See implementation in the code, matrix_method.c.
While the discretization is substantially faster than the numerical integration, since it reduces the problem to a series of matrix products (note that given the root note and all tip nodes, then this produces a joint probability as a single scalar. Unknown tips results in a tensor, indicating the dimensionality of the full data space).
Most of the time is spent computing the elements of the matrices at each node, see Yesterday’s entry, which reduces performance to substantially below that of the linear likelihood schemes compared in that model. The advantage of this approach is that the W matrices can be computed in principle for any process, and once computed the actual calculation of the joint probability (the recursive integrals) occurs very fast, even for reasonably large grids. (No matrix inversion, just products!) It is rather the calculation of each element of the matrix separately that is both the rate limiting step and leads to poor (quadratic) scaling of compute time with increasing grid resolution. This leads us to consider some other approaches:

### Given a painting

Given a painting we can determine the likelihood of this regimes model (mixtures of OUs) with given parameter values (i.e. using the OUCH framework). For instance, if we assume as OUCH does, that for OU processes, *d**X* = α(θ − X)*d**t* + σ*d**B*_t,

sigma and alpha are global parameters but there can be different values of theta under regimes, then the joint probability is still multivariate normal, so its likelihood is given by

f_X(x) = \frac{1}{ (2\pi)^{k/2}|\Sigma|^{1/2} } \exp\!\Big( {-\tfrac{1}{2}}(x-\mu)’\Sigma^{-1}(x-\mu) \Big),

The addition of regimes with different thetas alters the calculation of the means, which can still be done using the solution to the expectation of the OU process. For instance, a tip that has spent time t₁ in regime 1 followed by time t₂ in regime 2 has expectation:

E(X) = (X_0 e^{-\alpha_1 t_1} + \theta_1) e^{\alpha_2 t_2} + \theta_2

and so forth. If we assume alpha and sigma are the same for all processes than the variance calculation is unaltered. We could also generalize this to allow regimes to change at points other than nodes, though in practice this may be unimportant. For varying alpha and sigma, we would need to modify the variance calculation (will hopefully write down soon). So all this is well implemented given the tree, but our desire is to avoid having to specify a painting.

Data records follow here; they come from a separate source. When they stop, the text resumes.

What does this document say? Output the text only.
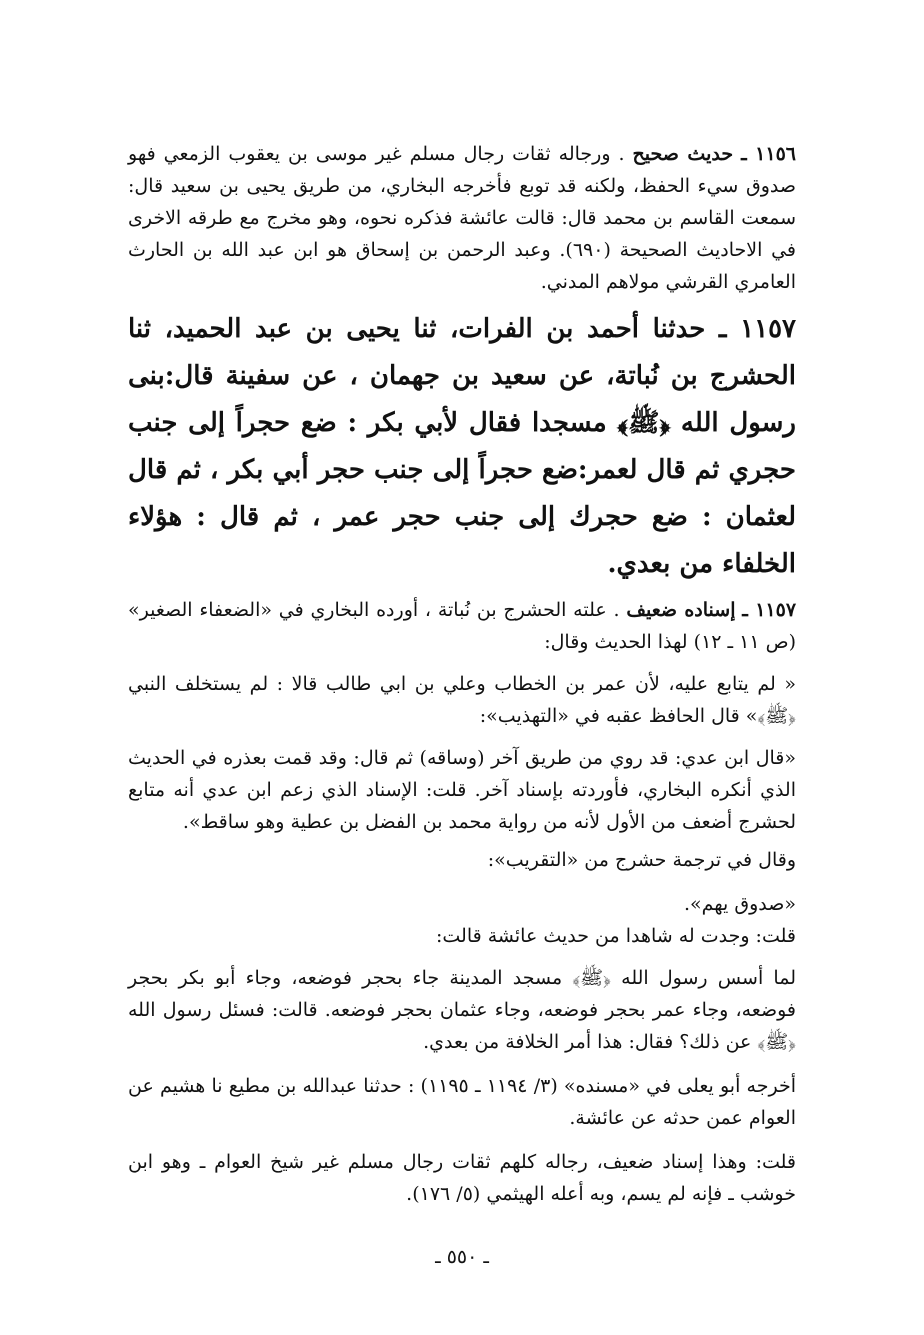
١١٥٦ ـ حديث صحيح . ورجاله ثقات رجال مسلم غير موسى بن يعقوب الزمعي فهو صدوق سيء الحفظ، ولكنه قد توبع فأخرجه البخاري، من طريق يحيى بن سعيد قال: سمعت القاسم بن محمد قال: قالت عائشة فذكره نحوه، وهو مخرج مع طرقه الاخرى في الاحاديث الصحيحة (٦٩٠). وعبد الرحمن بن إسحاق هو ابن عبد الله بن الحارث العامري القرشي مولاهم المدني.

١١٥٧ ـ حدثنا أحمد بن الفرات، ثنا يحيى بن عبد الحميد، ثنا الحشرج بن نُباتة، عن سعيد بن جهمان ، عن سفينة قال:بنى رسول الله ﴿ﷺ﴾ مسجدا فقال لأبي بكر : ضع حجراً إلى جنب حجري ثم قال لعمر:ضع حجراً إلى جنب حجر أبي بكر ، ثم قال لعثمان : ضع حجرك إلى جنب حجر عمر ، ثم قال : هؤلاء الخلفاء من بعدي.

١١٥٧ ـ إسناده ضعيف . علته الحشرج بن نُباتة ، أورده البخاري في «الضعفاء الصغير» (ص ١١ ـ ١٢) لهذا الحديث وقال:

« لم يتابع عليه، لأن عمر بن الخطاب وعلي بن ابي طالب قالا : لم يستخلف النبي ﴿ﷺ﴾» قال الحافظ عقبه في «التهذيب»:

«قال ابن عدي: قد روي من طريق آخر (وساقه) ثم قال: وقد قمت بعذره في الحديث الذي أنكره البخاري، فأوردته بإسناد آخر. قلت: الإسناد الذي زعم ابن عدي أنه متابع لحشرج أضعف من الأول لأنه من رواية محمد بن الفضل بن عطية وهو ساقط».

وقال في ترجمة حشرج من «التقريب»:

«صدوق يهم».

قلت: وجدت له شاهدا من حديث عائشة قالت:

لما أسس رسول الله ﴿ﷺ﴾ مسجد المدينة جاء بحجر فوضعه، وجاء أبو بكر بحجر فوضعه، وجاء عمر بحجر فوضعه، وجاء عثمان بحجر فوضعه. قالت: فسئل رسول الله ﴿ﷺ﴾ عن ذلك؟ فقال: هذا أمر الخلافة من بعدي.

أخرجه أبو يعلى في «مسنده» (٣/ ١١٩٤ ـ ١١٩٥) : حدثنا عبدالله بن مطيع نا هشيم عن العوام عمن حدثه عن عائشة.

قلت: وهذا إسناد ضعيف، رجاله كلهم ثقات رجال مسلم غير شيخ العوام ـ وهو ابن خوشب ـ فإنه لم يسم، وبه أعله الهيثمي (٥/ ١٧٦).

ـ ٥٥٠ ـ
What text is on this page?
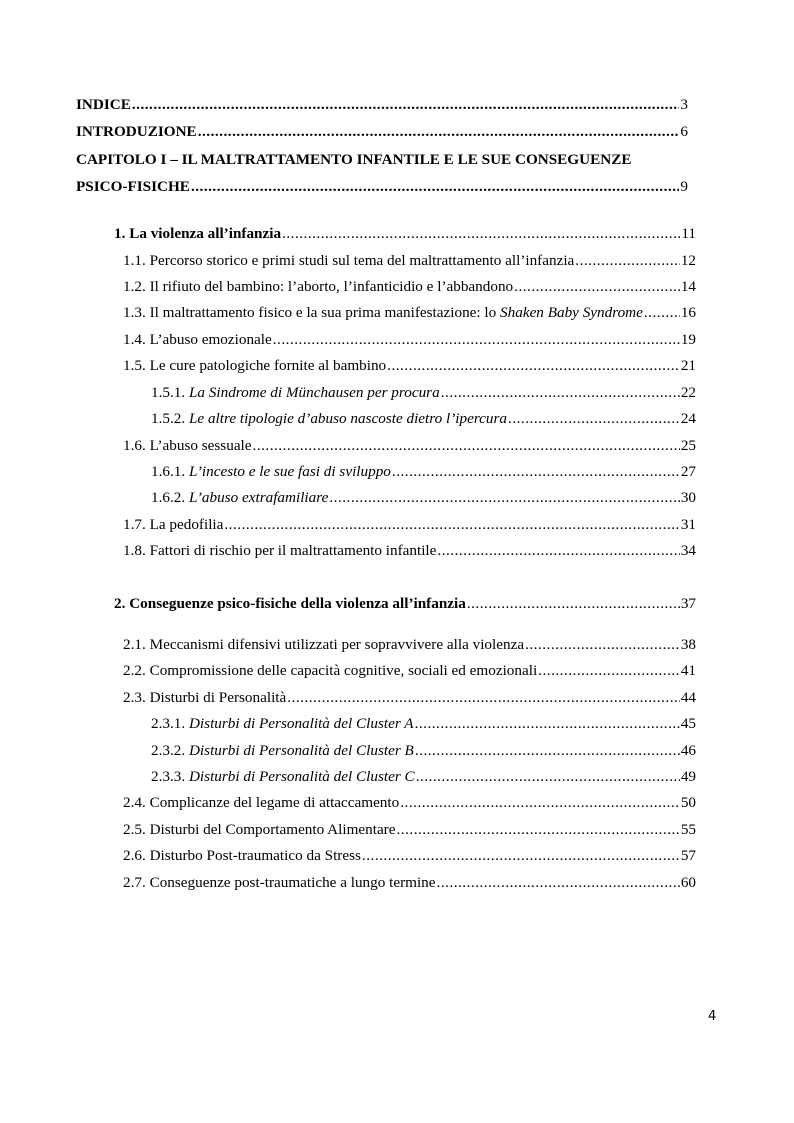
INDICE .....	3
INTRODUZIONE .....	6
CAPITOLO I – IL MALTRATTAMENTO INFANTILE E LE SUE CONSEGUENZE
PSICO-FISICHE .....	9
1. La violenza all’infanzia .....	11
1.1. Percorso storico e primi studi sul tema del maltrattamento all’infanzia .....	12
1.2. Il rifiuto del bambino: l’aborto, l’infanticidio e l’abbandono .....	14
1.3. Il maltrattamento fisico e la sua prima manifestazione: lo Shaken Baby Syndrome ..... 16
1.4. L’abuso emozionale .....	19
1.5. Le cure patologiche fornite al bambino .....	21
1.5.1. La Sindrome di Münchausen per procura .....	22
1.5.2. Le altre tipologie d’abuso nascoste dietro l’ipercura .....	24
1.6. L’abuso sessuale .....	25
1.6.1. L’incesto e le sue fasi di sviluppo .....	27
1.6.2. L’abuso extrafamiliare .....	30
1.7. La pedofilia .....	31
1.8. Fattori di rischio per il maltrattamento infantile .....	34
2. Conseguenze psico-fisiche della violenza all’infanzia .....	37
2.1. Meccanismi difensivi utilizzati per sopravvivere alla violenza .....	38
2.2. Compromissione delle capacità cognitive, sociali ed emozionali .....	41
2.3. Disturbi di Personalità .....	44
2.3.1. Disturbi di Personalità del Cluster A .....	45
2.3.2. Disturbi di Personalità del Cluster B .....	46
2.3.3. Disturbi di Personalità del Cluster C .....	49
2.4. Complicanze del legame di attaccamento .....	50
2.5. Disturbi del Comportamento Alimentare .....	55
2.6. Disturbo Post-traumatico da Stress .....	57
2.7. Conseguenze post-traumatiche a lungo termine .....	60
4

Speed in this method depends largely on the ability to calculate distances between nodes on a tree. While many common implementations of this exist, including my own, it appears that most of the phylogenetics codes do not use the computationally optimum algorithms, which are surprisingly recent in the CS literature. See the algorithms described here. It appears that this distance goes by the name patristic in the phylogenetics literature. (Sample algorithms in practice – see Matlab, dendropy, R, etc. Sample papers see on lowest common ancestor problem on wikipedia.)

Original appraoach

The Labrid example tackles this problem by attempting to generate a reasonable distribution of paintings from the data by clustering.

Distributions of Paintings

We’d like not to actually integrate over paintings, but over stochastic mappings (continuous time finite state Markov chains) that generate the paintings. This reduces the parameter set (i.e. two additional parameters for the two regimes case, or six for the three regime case, without assuming equal forward-back rates or an ordering of the peaks).
The most straight-forward implementation of this approach is to generate paintings from a particular parameterization of a transition matrix and calculate the probability of the data of each. Averaging these probabilities effectively integrates over the distribution of paintings generated from the transition density. Unfortunately, this may not be much faster. However, we can do better than this by realizing that given a painting, we can compute the probability that it is generated from any particular transition matrix!

- In this way we can construct the probability of the parameter set of the regimes $\vec \theta$ , and the transition probabilities $\mathbb{Q}$ through a particular painting C

P(X | \vec \theta, \mathbb{Q} ) = P(X | C) P(C | \mathbb{Q} )